Certains États membres de l’UE, dont le Danemark, souhaiteraient que la discussion aille au-delà des mesures existantes et envisage l’activation de l’instrument « anti-contournement » des sanctions adopté par l’UE en 2023 mais jamais utilisé. Cet instrument permettrait à Bruxelles de bloquer les exportations de marchandises sensibles vers des pays tiers soupçonnés d’aider Moscou à contourner les sanctions.
Son activation pourrait ouvrir la voie à des sanctions secondaires à l’encontre d’entreprises de pays tiers, une approche que l’UE hésite depuis longtemps à adopter.
Augmenter les enjeux pour Vladimir Poutine
Jusqu’à présent, les sanctions imposées par l’Union européenne n’ont pas réussi à contraindre le Kremlin à changer de cap. Les responsables européens admettent à huis clos qu’ils ont presque épuisé toutes les mesures ne visant que Moscou.
Alors que les négociations de paix menées par les États-Unis sont au point mort en raison du refus de la Russie de s’engager réellement, certains États membres de l’UE ont émis l’idée de lier directement les progrès des négociations à des sanctions plus sévères afin d’augmenter la pression sur le président russe Vladimir Poutine.
L’une des questions clés soulevées par la présidence danoise de l’UE pour les discussions de samedi est de savoir s’il faut ajouter des conditions au prochain paquet de sanctions de l’Union.

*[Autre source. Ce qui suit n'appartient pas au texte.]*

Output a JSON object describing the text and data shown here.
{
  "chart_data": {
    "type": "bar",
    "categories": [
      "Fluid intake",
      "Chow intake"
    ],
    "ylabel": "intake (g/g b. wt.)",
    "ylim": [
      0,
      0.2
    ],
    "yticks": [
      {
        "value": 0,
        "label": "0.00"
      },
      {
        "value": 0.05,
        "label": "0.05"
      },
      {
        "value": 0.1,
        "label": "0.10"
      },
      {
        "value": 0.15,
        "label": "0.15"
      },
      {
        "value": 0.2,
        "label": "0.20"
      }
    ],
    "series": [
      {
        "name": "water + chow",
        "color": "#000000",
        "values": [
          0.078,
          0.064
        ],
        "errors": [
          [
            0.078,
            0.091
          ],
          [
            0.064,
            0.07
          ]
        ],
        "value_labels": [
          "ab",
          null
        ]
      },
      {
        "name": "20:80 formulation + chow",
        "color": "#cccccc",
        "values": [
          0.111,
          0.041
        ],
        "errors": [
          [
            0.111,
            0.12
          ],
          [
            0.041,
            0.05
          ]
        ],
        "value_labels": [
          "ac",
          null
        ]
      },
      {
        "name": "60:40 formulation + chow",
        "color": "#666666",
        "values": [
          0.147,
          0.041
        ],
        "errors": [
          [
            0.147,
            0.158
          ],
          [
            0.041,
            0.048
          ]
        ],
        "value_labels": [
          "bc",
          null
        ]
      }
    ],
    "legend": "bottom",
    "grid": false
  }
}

Si la plupart des diplomates jugent cela peu probable, les partisans de cette mesure affirment qu’elle pourrait être un moyen de « maintenir les sanctions ».
Avoirs gelés
Autre dossier explosif : les avoirs russes gelés. L’UE a déjà décidé d’utiliser les bénéfices générés par les actifs gelés de la banque centrale russe pour soutenir l’Ukraine, mais la saisie pure et simple des quelque 300 milliards d’euros immobilisés reste très controversée.
La Commission européenne a préparé une série d’options en vue d’une confiscation de ces fonds et prévoit de les présenter prochainement aux États membres, selon des sources au fait du dossier.
Les frappes sur Kiev dans la nuit de jeudi ont ravivé les appels en faveur de mesures plus audacieuses, et certains diplomates de l’UE estiment que cela pourrait faire pencher la balance dans les négociations de cette semaine.
La présidente de la Commission, Ursula von der Leyen, a lancé jeudi une nouvelle initiative visant à saisir les quelque 300 milliards d’euros d’actifs gelés de la banque centrale russe, principalement déposés dans la chambre de compensation Euroclear, basée en Belgique.
La France, l’Allemagne et la Belgique, en particulier, craignent que cette saisie ne sape la confiance dans l’euro en tant que monnaie de réserve.
Les gouvernements belges successifs ont également été très réticents à cette idée, craignant une longue bataille juridique si la Russie contestait cette mesure.
Euroclear, bien que neutre et sans pouvoir décisionnel, a également fait preuve de prudence.
« Il sera nécessaire que toute action ou accord évite de saper la confiance dans les marchés financiers internationaux en préservant l’ordre juridique et la sécurité juridique qui sous-tendent les économies mondiales, tels que les principes de l’immunité souveraine et la protection des droits de propriété », a déclaré la société dans un communiqué envoyé à Euractiv.
« Nous pensons également que tout risque supplémentaire pour Euroclear devrait être atténué de manière adéquate. »
Parallèlement à ces discussions, l’envoyé de l’UE pour les sanctions, David O’Sullivan, a exhorté les capitales à mieux utiliser les outils existants, avertissant que l’application des règles est tout aussi importante que les nouvelles règles, selon des diplomates.